Until now, scientists have believed that gene mutations must occur in cancer cells so that they transform permanently from stationary epithelial cells to migratory mesenchymal cells. These mutations would allow them to metastasize, or travel to other parts of the body.
But in a new study published in this week's issue of the Proceedings of the National Academy of Sciences, researchers found the most aggressive cancer cells are equal parts epithelial and mesenchymal, transitioning between the two states as their surroundings demand.

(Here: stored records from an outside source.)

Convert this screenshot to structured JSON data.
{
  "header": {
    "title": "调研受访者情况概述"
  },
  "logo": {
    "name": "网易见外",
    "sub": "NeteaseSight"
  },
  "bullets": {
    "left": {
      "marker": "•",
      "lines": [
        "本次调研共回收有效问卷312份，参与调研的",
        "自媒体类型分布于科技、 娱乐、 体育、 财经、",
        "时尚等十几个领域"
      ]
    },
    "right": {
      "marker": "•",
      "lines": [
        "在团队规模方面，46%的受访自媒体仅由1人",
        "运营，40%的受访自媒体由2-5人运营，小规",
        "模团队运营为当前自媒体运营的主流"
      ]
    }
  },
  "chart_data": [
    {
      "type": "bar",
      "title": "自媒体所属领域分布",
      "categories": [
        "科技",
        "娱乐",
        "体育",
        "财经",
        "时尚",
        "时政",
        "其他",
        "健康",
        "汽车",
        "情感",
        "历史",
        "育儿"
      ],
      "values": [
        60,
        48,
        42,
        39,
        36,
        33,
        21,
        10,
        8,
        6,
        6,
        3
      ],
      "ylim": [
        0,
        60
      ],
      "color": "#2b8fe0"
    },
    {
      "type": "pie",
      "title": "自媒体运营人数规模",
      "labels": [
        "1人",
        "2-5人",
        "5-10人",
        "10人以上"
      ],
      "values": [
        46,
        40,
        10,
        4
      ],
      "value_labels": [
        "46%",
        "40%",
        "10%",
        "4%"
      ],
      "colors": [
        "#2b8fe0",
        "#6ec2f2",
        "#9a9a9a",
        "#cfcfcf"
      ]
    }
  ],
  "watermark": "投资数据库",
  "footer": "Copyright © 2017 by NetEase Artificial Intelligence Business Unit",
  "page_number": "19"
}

"Understanding this toggle switch might ultimately enable scientists to find ways to stop cells from metastasizing, which is the most deadly trait of cancer," lead investigator Mariano Garcia-Blanco, a professor of molecular genetics and microbiology, said in a prepared statement.
The researchers observed cancer cells in rats that had been implanted with a fluorescent "reporter" -- a protein that illuminates if the cell turns epithelial but lies dormant if the cell reverts to its mesenchymal state.
"Our findings validate that tumors are highly complex in their behavior and don't necessarily need a gene mutation to alter their behavior," Sebastian Oltean, a research associate, said in a prepared statement.
This new understanding may eventually lead to new therapies for blocking cancer metastasis.